Publié le 10 janvier 2010 par Gonzo

TamazghaTamazgha est, selon Wikipedia, « un néologisme utilisé par les militants berbéristes pour désigner le monde berbère ». Plus que de lointaines références historiques, la langue, ou plutôt les langues berbères servent de référent identitaire, facilement décliné ensuite en spécificité culturelle, à un certain nombre de populations réparties dans tout le nord de l’Afrique. En Algérie, ils représenteraient un quart de la population, à peine plus (28 %) au Maroc, selon les estimations officielles, mais on se dispute naturellement beaucoup autour de ces chiffres. Ahmed Boukous, recteur du très officiel Institut royal de la culture amazighe (créé en octobre 2001) rappelle par exemple que 85 % des Marocains étaient berbérophones lors de l’accession à l’indépendance en 1956. Même en tenant compte de l’indéniable reflux des parlers berbères face à l’arabisation avec la généralisation de l’éducation, les différences d’appréciation sont à la taille des enjeux politiques.

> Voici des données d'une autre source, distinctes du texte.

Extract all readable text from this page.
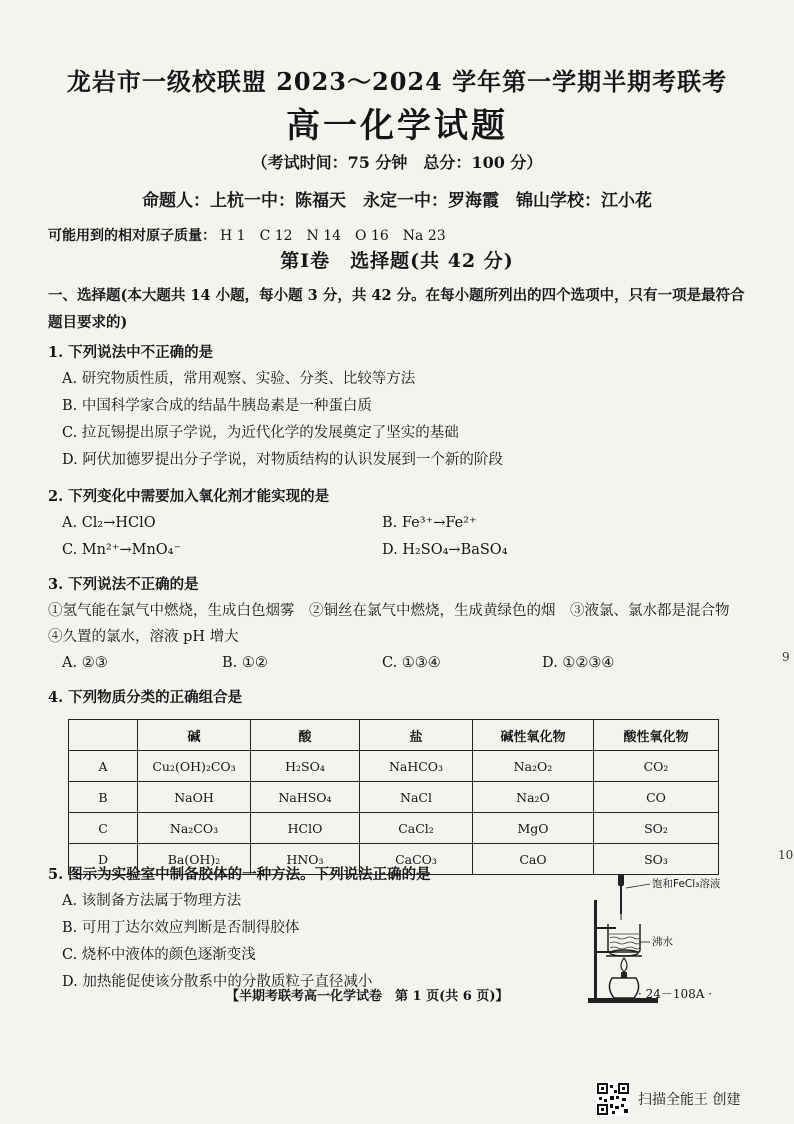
龙岩市一级校联盟 2023～2024 学年第一学期半期考联考
高一化学试题
（考试时间：75 分钟　总分：100 分）
命题人：上杭一中：陈福天　永定一中：罗海霞　锦山学校：江小花
可能用到的相对原子质量： H 1　C 12　N 14　O 16　Na 23
第Ⅰ卷　选择题(共 42 分)
一、选择题(本大题共 14 小题，每小题 3 分，共 42 分。在每小题所列出的四个选项中，只有一项是最符合题目要求的)
1. 下列说法中不正确的是
A. 研究物质性质，常用观察、实验、分类、比较等方法
B. 中国科学家合成的结晶牛胰岛素是一种蛋白质
C. 拉瓦锡提出原子学说，为近代化学的发展奠定了坚实的基础
D. 阿伏加德罗提出分子学说，对物质结构的认识发展到一个新的阶段
2. 下列变化中需要加入氧化剂才能实现的是
A. Cl₂→HClO	B. Fe³⁺→Fe²⁺
C. Mn²⁺→MnO₄⁻	D. H₂SO₄→BaSO₄
3. 下列说法不正确的是
①氢气能在氯气中燃烧，生成白色烟雾　②铜丝在氯气中燃烧，生成黄绿色的烟　③液氯、氯水都是混合物　④久置的氯水，溶液 pH 增大
A. ②③	B. ①②	C. ①③④	D. ①②③④
4. 下列物质分类的正确组合是
	碱	酸	盐	碱性氧化物	酸性氧化物
A	Cu₂(OH)₂CO₃	H₂SO₄	NaHCO₃	Na₂O₂	CO₂
B	NaOH	NaHSO₄	NaCl	Na₂O	CO
C	Na₂CO₃	HClO	CaCl₂	MgO	SO₂
D	Ba(OH)₂	HNO₃	CaCO₃	CaO	SO₃
5. 图示为实验室中制备胶体的一种方法。下列说法正确的是
A. 该制备方法属于物理方法
B. 可用丁达尔效应判断是否制得胶体
C. 烧杯中液体的颜色逐渐变浅
D. 加热能促使该分散系中的分散质粒子直径减小
饱和FeCl₃溶液
沸水
【半期考联考高一化学试卷　第 1 页(共 6 页)】	· 24－108A ·
9
10
扫描全能王 创建
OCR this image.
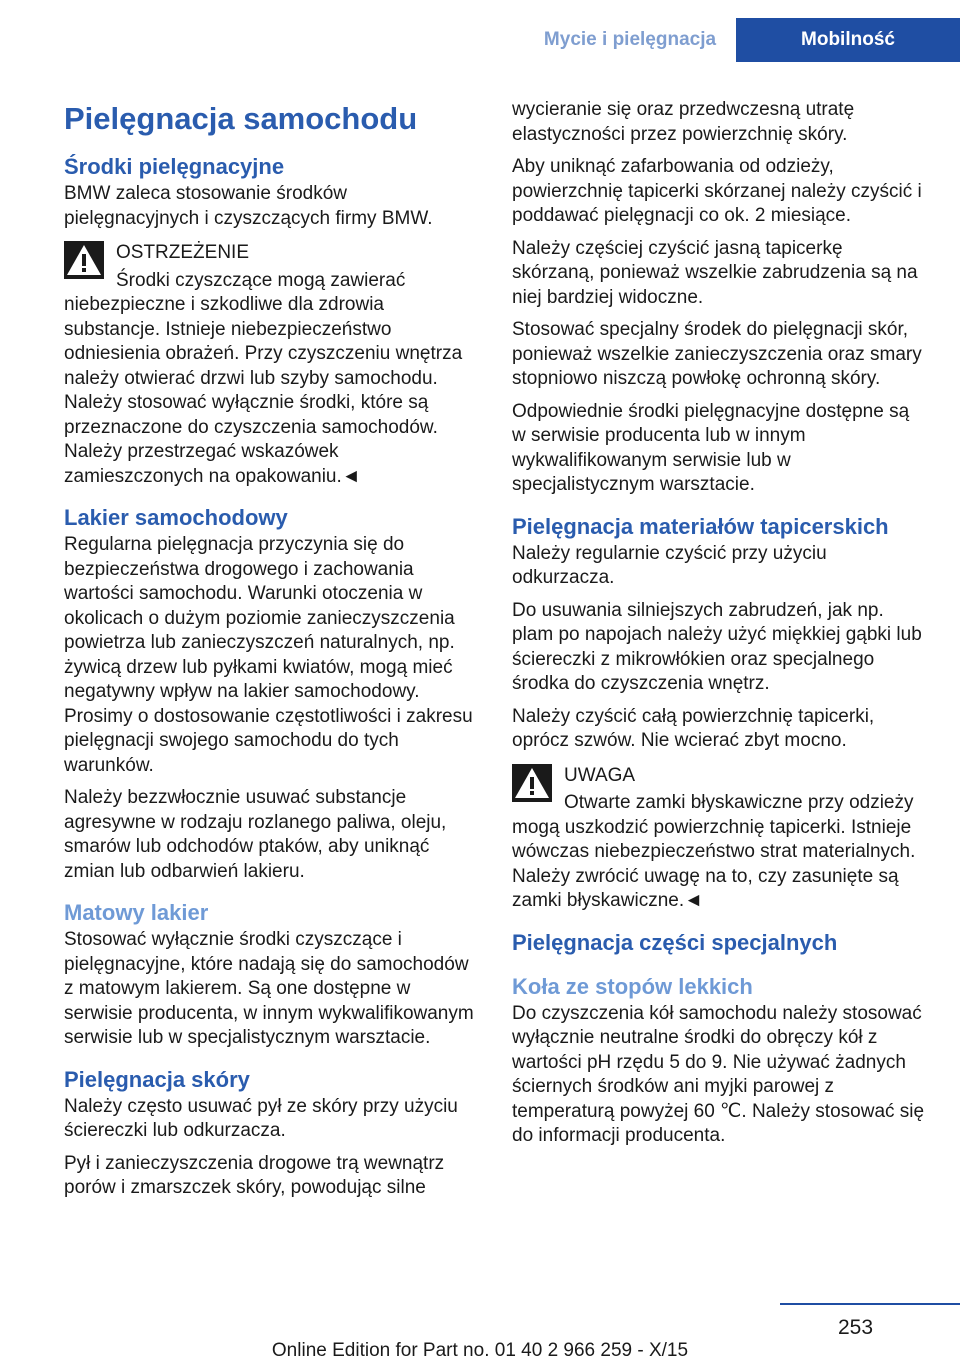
Mycie i pielęgnacja	Mobilność
Pielęgnacja samochodu
Środki pielęgnacyjne

BMW zaleca stosowanie środków pielęgnacyjnych i czyszczących firmy BMW.

OSTRZEŻENIE

Środki czyszczące mogą zawierać niebezpieczne i szkodliwe dla zdrowia substancje. Istnieje niebezpieczeństwo odniesienia obrażeń. Przy czyszczeniu wnętrza należy otwierać drzwi lub szyby samochodu. Należy stosować wyłącznie środki, które są przeznaczone do czyszczenia samochodów. Należy przestrzegać wskazówek zamieszczonych na opakowaniu.◄

Lakier samochodowy

Regularna pielęgnacja przyczynia się do bezpieczeństwa drogowego i zachowania wartości samochodu. Warunki otoczenia w okolicach o dużym poziomie zanieczyszczenia powietrza lub zanieczyszczeń naturalnych, np. żywicą drzew lub pyłkami kwiatów, mogą mieć negatywny wpływ na lakier samochodowy. Prosimy o dostosowanie częstotliwości i zakresu pielęgnacji swojego samochodu do tych warunków.

Należy bezzwłocznie usuwać substancje agresywne w rodzaju rozlanego paliwa, oleju, smarów lub odchodów ptaków, aby uniknąć zmian lub odbarwień lakieru.

Matowy lakier

Stosować wyłącznie środki czyszczące i pielęgnacyjne, które nadają się do samochodów z matowym lakierem. Są one dostępne w serwisie producenta, w innym wykwalifikowanym serwisie lub w specjalistycznym warsztacie.

Pielęgnacja skóry

Należy często usuwać pył ze skóry przy użyciu ściereczki lub odkurzacza.

Pył i zanieczyszczenia drogowe trą wewnątrz porów i zmarszczek skóry, powodując silne

wycieranie się oraz przedwczesną utratę elastyczności przez powierzchnię skóry.

Aby uniknąć zafarbowania od odzieży, powierzchnię tapicerki skórzanej należy czyścić i poddawać pielęgnacji co ok. 2 miesiące.

Należy częściej czyścić jasną tapicerkę skórzaną, ponieważ wszelkie zabrudzenia są na niej bardziej widoczne.

Stosować specjalny środek do pielęgnacji skór, ponieważ wszelkie zanieczyszczenia oraz smary stopniowo niszczą powłokę ochronną skóry.

Odpowiednie środki pielęgnacyjne dostępne są w serwisie producenta lub w innym wykwalifikowanym serwisie lub w specjalistycznym warsztacie.

Pielęgnacja materiałów tapicerskich

Należy regularnie czyścić przy użyciu odkurzacza.

Do usuwania silniejszych zabrudzeń, jak np. plam po napojach należy użyć miękkiej gąbki lub ściereczki z mikrowłókien oraz specjalnego środka do czyszczenia wnętrz.

Należy czyścić całą powierzchnię tapicerki, oprócz szwów. Nie wcierać zbyt mocno.

UWAGA

Otwarte zamki błyskawiczne przy odzieży mogą uszkodzić powierzchnię tapicerki. Istnieje wówczas niebezpieczeństwo strat materialnych. Należy zwrócić uwagę na to, czy zasunięte są zamki błyskawiczne.◄

Pielęgnacja części specjalnych
Koła ze stopów lekkich

Do czyszczenia kół samochodu należy stosować wyłącznie neutralne środki do obręczy kół z wartości pH rzędu 5 do 9. Nie używać żadnych ściernych środków ani myjki parowej z temperaturą powyżej 60 ℃. Należy stosować się do informacji producenta.

253
Online Edition for Part no. 01 40 2 966 259 - X/15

En effet, à l’image de ce que connaît le Machreq avec les Kurdes, les différents Etats du Maghreb s’accommodent mal de ce Tamazgha qui met à mal leurs frontières politiques largement héritées de l’époque coloniale, tout en perturbant les représentations spatiales de l’imaginaire politique, à commencer par celle du « monde arabe du Golfe à l’Océan ».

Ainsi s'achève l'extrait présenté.